More than 3,000 people attended the demonstration, according to organizers from the Hostages and Missing Families Forum, an advocacy group for the hostages. The crowd waved Israeli flags, chanted “Bring them home” and heard from Jewish community leaders and family members of those still held captive.

Many held signs with photos of the hostages, some with “156 days” written on the placards, the number of days since the hostages were taken. Organizers distributed flags from over 30 countries representing the different nationalities of the hostages.

Terrorists from the Palestinian terror group Hamas took 253 hostages when they attacked Israel on October 7, killing 1,200 people, mostly civilians, amid horrific atrocities.

Israel responded with a military campaign to destroy Hamas, topple its Gaza regime, and free the hostages.

Family members of hostages held by terror group Hamas in the Gaza Strip lead a crowd at a rally for the captives’ release, in Central Park, New York, March 10, 2024. (Luke Tress via JTA)

More than 100 hostages, mostly women and children, were released during the negotiated week-long ceasefire in November in exchange for three times as many Palestinian security prisoners held in Israeli jails. There remain 136 hostages in Gaza captivity, of whom about 100 are believed still alive. Negotiations via international mediators to agree on a second, longer lull that would also free captives in exchange for Palestinian security prisoners have stalled. Israeli and US officials are said to blame Hamas for the hold-up by not agreeing to terms that Israel has accepted, while Hamas has insisted on a permanent ceasefire.
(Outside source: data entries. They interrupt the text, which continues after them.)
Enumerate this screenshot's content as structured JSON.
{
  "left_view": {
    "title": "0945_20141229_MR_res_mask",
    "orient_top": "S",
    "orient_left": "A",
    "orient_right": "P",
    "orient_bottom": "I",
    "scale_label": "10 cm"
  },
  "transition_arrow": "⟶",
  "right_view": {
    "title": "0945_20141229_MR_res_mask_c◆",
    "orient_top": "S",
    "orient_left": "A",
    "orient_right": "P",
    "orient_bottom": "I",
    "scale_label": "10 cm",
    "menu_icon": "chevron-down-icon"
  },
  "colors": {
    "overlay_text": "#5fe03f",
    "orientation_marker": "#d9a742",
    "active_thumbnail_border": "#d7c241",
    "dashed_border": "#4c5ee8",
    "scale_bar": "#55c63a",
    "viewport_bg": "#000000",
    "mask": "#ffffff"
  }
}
Gilad Korngold, whose son Tal Shoham was taken hostage from his home on Kibbutz Beeri, urged the crowd to pressure elected officials to take action to release the captives.

“We need all of you because the only power who can move something in the Middle East is the US,” Korngold said, adding that the United States should increase its pressure on Qatar, Egypt, and Israel to reach a hostage deal. “Please do everything you can do.”
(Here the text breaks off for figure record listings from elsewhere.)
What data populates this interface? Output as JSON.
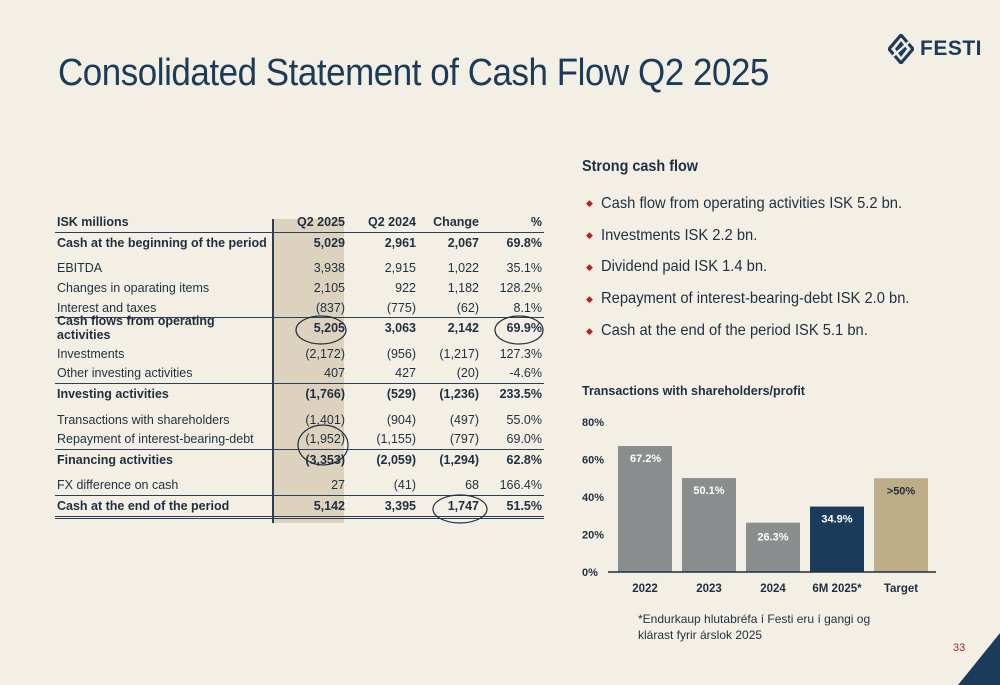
{
  "title": "Consolidated Statement of Cash Flow Q2 2025",
  "logo_text": "FESTI",
  "table": {
    "headers": [
      "ISK millions",
      "Q2 2025",
      "Q2 2024",
      "Change",
      "%"
    ],
    "rows": [
      {
        "label": "Cash at the beginning of the period",
        "q2_2025": "5,029",
        "q2_2024": "2,961",
        "change": "2,067",
        "pct": "69.8%"
      },
      {
        "label": "EBITDA",
        "q2_2025": "3,938",
        "q2_2024": "2,915",
        "change": "1,022",
        "pct": "35.1%"
      },
      {
        "label": "Changes in oparating items",
        "q2_2025": "2,105",
        "q2_2024": "922",
        "change": "1,182",
        "pct": "128.2%"
      },
      {
        "label": "Interest and taxes",
        "q2_2025": "(837)",
        "q2_2024": "(775)",
        "change": "(62)",
        "pct": "8.1%"
      },
      {
        "label": "Cash flows from operating activities",
        "q2_2025": "5,205",
        "q2_2024": "3,063",
        "change": "2,142",
        "pct": "69.9%"
      },
      {
        "label": "Investments",
        "q2_2025": "(2,172)",
        "q2_2024": "(956)",
        "change": "(1,217)",
        "pct": "127.3%"
      },
      {
        "label": "Other investing activities",
        "q2_2025": "407",
        "q2_2024": "427",
        "change": "(20)",
        "pct": "-4.6%"
      },
      {
        "label": "Investing activities",
        "q2_2025": "(1,766)",
        "q2_2024": "(529)",
        "change": "(1,236)",
        "pct": "233.5%"
      },
      {
        "label": "Transactions with shareholders",
        "q2_2025": "(1,401)",
        "q2_2024": "(904)",
        "change": "(497)",
        "pct": "55.0%"
      },
      {
        "label": "Repayment of interest-bearing-debt",
        "q2_2025": "(1,952)",
        "q2_2024": "(1,155)",
        "change": "(797)",
        "pct": "69.0%"
      },
      {
        "label": "Financing activities",
        "q2_2025": "(3,353)",
        "q2_2024": "(2,059)",
        "change": "(1,294)",
        "pct": "62.8%"
      },
      {
        "label": "FX difference on cash",
        "q2_2025": "27",
        "q2_2024": "(41)",
        "change": "68",
        "pct": "166.4%"
      },
      {
        "label": "Cash at the end of the period",
        "q2_2025": "5,142",
        "q2_2024": "3,395",
        "change": "1,747",
        "pct": "51.5%"
      }
    ]
  },
  "highlights": {
    "heading": "Strong cash flow",
    "bullets": [
      "Cash flow from operating activities ISK 5.2 bn.",
      "Investments ISK 2.2 bn.",
      "Dividend paid ISK 1.4 bn.",
      "Repayment of interest-bearing-debt ISK 2.0 bn.",
      "Cash at the end of the period ISK 5.1 bn."
    ]
  },
  "chart_data": {
    "type": "bar",
    "title": "Transactions with shareholders/profit",
    "categories": [
      "2022",
      "2023",
      "2024",
      "6M 2025*",
      "Target"
    ],
    "values": [
      67.2,
      50.1,
      26.3,
      34.9,
      50
    ],
    "data_labels": [
      "67.2%",
      "50.1%",
      "26.3%",
      "34.9%",
      ">50%"
    ],
    "yticks": [
      "0%",
      "20%",
      "40%",
      "60%",
      "80%"
    ],
    "ylim": [
      0,
      80
    ],
    "bar_colors": [
      "#8b8e8e",
      "#8b8e8e",
      "#8b8e8e",
      "#1a3c5a",
      "#bfad87"
    ],
    "grid": false,
    "xlabel": "",
    "ylabel": ""
  },
  "footnote": [
    "*Endurkaup hlutabréfa í Festi eru í gangi og",
    "klárast fyrir árslok 2025"
  ],
  "page_number": "33",
  "colors": {
    "navy": "#1a3c5a",
    "red": "#b0202d",
    "background": "#f4efe5",
    "band": "#ddd2bd"
  }
}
Other speakers included Mark Treyger, the new head of the Jewish Community Relations Council of New York; Eric Dinowitz, the leader of the city council’s Jewish Caucus; and Rabbi Angela Buchdahl of Manhattan’s Reform Central Synagogue.

Attendees said they were grappling with the duration of the crisis. Yet they also expressed delight at the unity in the crowd and said they remained hopeful that the hostages would be freed.

“It’s shocking that this is still going on. I can’t reconcile it,” said Bronx resident Tamar Bar-David. She said she had recently returned from Israel, where she visited sites of Hamas atrocities, and was attending her first demonstration.

“I think people are a little dull with the pain, exhausted, but we all want to stay hopeful because the alternative is just too painful, to live in a world where these kinds of things happen,” she said.

Demonstrators urge the release of hostages held by Palestinian terror group Hamas in Gaza, during a rally in Central Park, New York, March 10, 2024. (Luke Tress via JTA)

Hannah Simpson, from Harlem, said, “I think we’re all scared and afraid to say that we’re losing hope, that we don’t know how these individuals who are still held captive are being treated.”

“But we’re not giving up, we’re standing resolute, reminding the world,” said Simpson, a writer, and activist on transgender issues who is Jewish and has demonstrated on behalf of the Israeli victims of Hamas’s attack since shortly after October 7.

Adam Marks, an Australian visiting New York, said he appreciated how open the New York crowd was about its support for Israel and the hostages. “How the world isn’t screaming for their release like we are today, it’s absolutely ridiculous,” he said.

After the speeches, the crowd marched through Central Park in a long, winding line of blue-and-white Israeli flags. A group of marchers led by a guitarist sang “One Day” by Jewish musician Matisyahu, who had a third concert canceled in response to the threat of pro-Palestinian protests just two days prior.

At the head of the procession, Munder and the hostage families carried a banner saying “Bring Them Home” and sang a traditional song based on words attributed to the founder of the Breslover Hasidic movement, Rabbi Nachman.

“The whole entire world is a narrow bridge,” they sang in Hebrew. “The essential thing is to not be afraid at all.”